Psalm 23 – A Psalm for the living not just for the dead

Psalm 23 – A Psalm for the living not just for the dead

If you were to describe God in one word what would you call him? David called him a shepherd but that also meant that David called himself a sheep. David had himself been a keeper of sheep, and understood both the needs of the sheep and the many cares of a shepherd. But David, (as should we) in admitting that he was a sheep also admitted the nature of the sheep and his own nature; weak, defenceless, and yes even foolish.

Sheep are not brilliant creatures. Leave a sheep without a shepherd, and he nibbles a bit of grass here, wanders over there for some more, sees a patch just past that rock; and before you know it the sheep is lost, or has fallen into a ravine, or been devoured by a wolf.

David opens the Psalm with a noble tone of confidence. The Lord IS my shepherd; there is no “if” nor “but”, nor even “I hope so”; but he says, “The Lord IS my shepherd.” In doing so he declares that he has cultivated a spirit of assured dependence upon his heavenly Father.
But he also follows this declaration of faith with another; “I shall not want.”

That response, “I shall not want,” immediately puts us at odds with our culture, in which we are conditioned to be consumers who always lack something. If people lived by Psalm 23 (lacking nothing because the Lord is their shepherd) our economy would collapse. So, we look at the Hebrew text which is perhaps better translated as, “I shall lack nothing,” or “I shall lack no good thing.” Think about it, our whole life is about wanting: I want, I shop, I look, and when I have it, I want new stuff. So here is a question we need to ask ourselves. What do I lack? Well? Perhaps I lack the latest iPhone or a great job and lots of creature comforts. I lack a beautiful house and I lack… We can fill in the blank endlessly.

To live by Psalm 23 would mean ignoring the constant barrage of messages saying, “you are unhappy, you need more stuff.” Psalm 23 resets that consumer mentality. If we genuinely and in the marrow of our being believe that God is with us, then the only logical consequence would be, “I shall not want.”

But Psalm 23 is more than just a reset button on a consumer mentality, it reflects the confidence and the relationship that we share with God. Consider one four letter word in verse four: ‘thou’ translated in the RSV as “you” (for ‘you’ are with me). The second-person pronoun “thou” is old English, a relic from the 1611 King James Version and here is a fascinating thought. James Limburg points out that, in the original Hebrew of Psalm 23, there are exactly twenty-six words before and after, “Thou art with me.” Perhaps the poet was boldly declaring that God being with us is at the very centre of our lives.

Notice also that in the first three verses of the psalm, God is spoken of in the third person: “The Lord is my shepherd… he leads me… he restores my soul.” But once with the “thou” or “you” in verse four, the third person shifts to second person: “for thou art with me, thy rod… thou preparest a table…” Instead of talking about God, the psalmist begins to talk to God; instead of God in the head, God is a friend in the heart. A conversation happens, a relationship grows. This is faith!

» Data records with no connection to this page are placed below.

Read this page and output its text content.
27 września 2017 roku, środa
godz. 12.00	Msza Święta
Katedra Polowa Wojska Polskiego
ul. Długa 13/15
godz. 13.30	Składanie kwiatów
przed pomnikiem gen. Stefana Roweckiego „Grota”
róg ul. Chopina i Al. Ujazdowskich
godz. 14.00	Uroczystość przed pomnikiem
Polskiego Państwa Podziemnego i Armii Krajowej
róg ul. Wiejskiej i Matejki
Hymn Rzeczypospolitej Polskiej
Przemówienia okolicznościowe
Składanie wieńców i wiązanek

This relationship does not guarantee the believer a world free of troubles. Being a Christian does not mean I am insulated from attack. The psalmist acknowledges a crisis that the he is going through. In Psalm 23, the crisis is described as “the darkest valley” he has to walk through; the “evil” is real and “the presence of my enemies” is not denied. This has been our experience too. We have experienced walking the dark valley and sitting at a table surrounded by enemies but we have also experienced his crook and staff with which we are COMFORTED and not defended or protected.

What truly helps us understand this better is when we understand the position of this psalm in the listing of Psalms. It follows the twenty-second psalm, which is peculiarly the Psalm of the Cross. In Psalm 22 there are no green pastures, no still waters. It is only after we have read, “My God, my God, why hast thou forsaken me?” that we come to “The Lord is my Shepherd.” We must by experience know the value of blood shedding, and see the sword awakened against the Shepherd, before we shall be able truly to know the sweetness of the good shepherd’s care.

The Psalm ends with two hopeful claims. “Surely goodness and mercy shall follow me” and “In the Lords own house shall I dwell.” The first claim when read in the Hebrew is best translated as, “surely goodness and loving kindness shall pursue me.” The confidence of the psalmist shines brightly even while being stalked by his enemies. The goodness and love of God do not simply follow me but pursue me; it is relentless. This is blessed assurance. Yet it is the “house of the Lord that I seek to dwell all the days of my life.”

While this second claim often resonates loudest at funerals its rightful interpretation is not to be translated as ‘heaven’ but as Psalm 27:4 will tell us that the ‘house of the Lord’ is the temple of Jerusalem. This is why psalm 23 is principally a psalm of comfort for the living. It is a psalm for you and me who feel swamped by the world and the tragedies that have befallen us. In all of this, our relationship with the shepherd is unquestionable and, in his care, we entrust ourselves. Indeed, Psalm 23 essentially says that the best thing about having the Lord as shepherd is having the Lord as shepherd.